Vontade é um negócio muito louco! Eu por exemplo estava com vontade de começar esse texto de uma maneira bem diferente, assim, sem pé nem cabeça. Pois é, e essa palavrinha nos leva muitas vezes por caminhos inesperados, os quais a gente nem sabe onde vai chegar. O mais legal é depois de um tempo olhar pra trás: nossa, eu passei por tudo isso?

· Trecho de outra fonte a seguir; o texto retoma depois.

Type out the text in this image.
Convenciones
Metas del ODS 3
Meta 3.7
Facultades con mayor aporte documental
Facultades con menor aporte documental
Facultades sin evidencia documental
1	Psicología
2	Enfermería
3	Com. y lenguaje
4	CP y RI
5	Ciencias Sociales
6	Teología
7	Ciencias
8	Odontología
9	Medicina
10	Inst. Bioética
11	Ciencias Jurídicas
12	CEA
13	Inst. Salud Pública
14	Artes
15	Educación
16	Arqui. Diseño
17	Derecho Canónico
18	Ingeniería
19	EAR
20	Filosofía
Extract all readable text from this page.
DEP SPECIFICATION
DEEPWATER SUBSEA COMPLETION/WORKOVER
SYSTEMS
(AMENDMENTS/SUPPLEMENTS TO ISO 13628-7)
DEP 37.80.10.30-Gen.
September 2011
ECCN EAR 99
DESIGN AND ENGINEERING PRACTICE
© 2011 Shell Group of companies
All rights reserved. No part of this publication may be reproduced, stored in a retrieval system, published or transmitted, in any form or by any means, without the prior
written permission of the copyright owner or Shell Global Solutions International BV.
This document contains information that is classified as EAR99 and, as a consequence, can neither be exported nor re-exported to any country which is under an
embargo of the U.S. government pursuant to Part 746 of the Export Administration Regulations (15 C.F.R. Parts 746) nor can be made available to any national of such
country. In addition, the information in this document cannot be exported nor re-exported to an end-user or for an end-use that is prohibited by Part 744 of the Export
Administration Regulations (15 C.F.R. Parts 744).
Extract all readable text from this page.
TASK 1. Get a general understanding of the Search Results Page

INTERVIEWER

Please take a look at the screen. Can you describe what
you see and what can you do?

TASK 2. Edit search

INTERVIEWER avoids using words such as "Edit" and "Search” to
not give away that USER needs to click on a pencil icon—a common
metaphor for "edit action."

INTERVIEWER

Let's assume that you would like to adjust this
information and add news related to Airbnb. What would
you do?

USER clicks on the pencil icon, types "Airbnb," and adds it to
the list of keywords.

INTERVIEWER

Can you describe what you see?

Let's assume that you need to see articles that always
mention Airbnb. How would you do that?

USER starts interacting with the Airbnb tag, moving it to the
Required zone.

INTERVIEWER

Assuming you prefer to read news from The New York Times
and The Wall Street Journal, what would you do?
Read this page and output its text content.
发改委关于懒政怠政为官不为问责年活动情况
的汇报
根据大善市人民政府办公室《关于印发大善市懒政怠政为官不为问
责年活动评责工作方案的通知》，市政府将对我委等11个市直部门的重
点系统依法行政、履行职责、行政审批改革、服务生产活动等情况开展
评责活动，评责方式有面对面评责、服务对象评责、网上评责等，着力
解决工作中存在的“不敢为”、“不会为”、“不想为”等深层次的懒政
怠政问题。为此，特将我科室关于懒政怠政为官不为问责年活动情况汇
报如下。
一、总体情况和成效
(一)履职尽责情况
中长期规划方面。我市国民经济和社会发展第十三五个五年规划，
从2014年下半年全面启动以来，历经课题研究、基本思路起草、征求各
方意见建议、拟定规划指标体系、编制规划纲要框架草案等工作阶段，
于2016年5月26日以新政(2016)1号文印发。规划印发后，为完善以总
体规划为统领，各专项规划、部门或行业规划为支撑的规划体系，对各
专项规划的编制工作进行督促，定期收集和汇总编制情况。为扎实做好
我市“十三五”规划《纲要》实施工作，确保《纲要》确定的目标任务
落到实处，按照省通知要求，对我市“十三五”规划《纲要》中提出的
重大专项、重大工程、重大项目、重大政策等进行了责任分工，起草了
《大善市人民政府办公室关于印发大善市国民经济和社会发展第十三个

E o nosso caminho pela estrada fora começou com um tal de Lucas Pimenta, que gostava de parar as pessoas na floresta para perguntar se elas gostavam de quadrinhos. Bom, é claro que ele acabou encontrando um monte de gente. Foram muitos anos tentando! E se tem um rapaz que é orgulhoso de suas amizades, esse é o Lucas. Eu mesmo já tinha ouvido falar do amigo dele que escrevia resenhas como ninguém, do amigo que era um dos maiores quadrinistas baianos, do amigo que cruzava o oeste americano com um rifle e… não, acho que esse é personagem, não é amigo não. Mas o négocio é que conversar sobre histórias em quadrinhos ou histórias de quadrinhos com o Pimenta sempre foi algo pra se fazer sem pressa. E numa dessas, ele recebeu um convite de uma dessas amigas que só tem no portifólio dele, que ofereceu um site. Assim, de graça, pra ele e seus amigos debaterem a nona arte.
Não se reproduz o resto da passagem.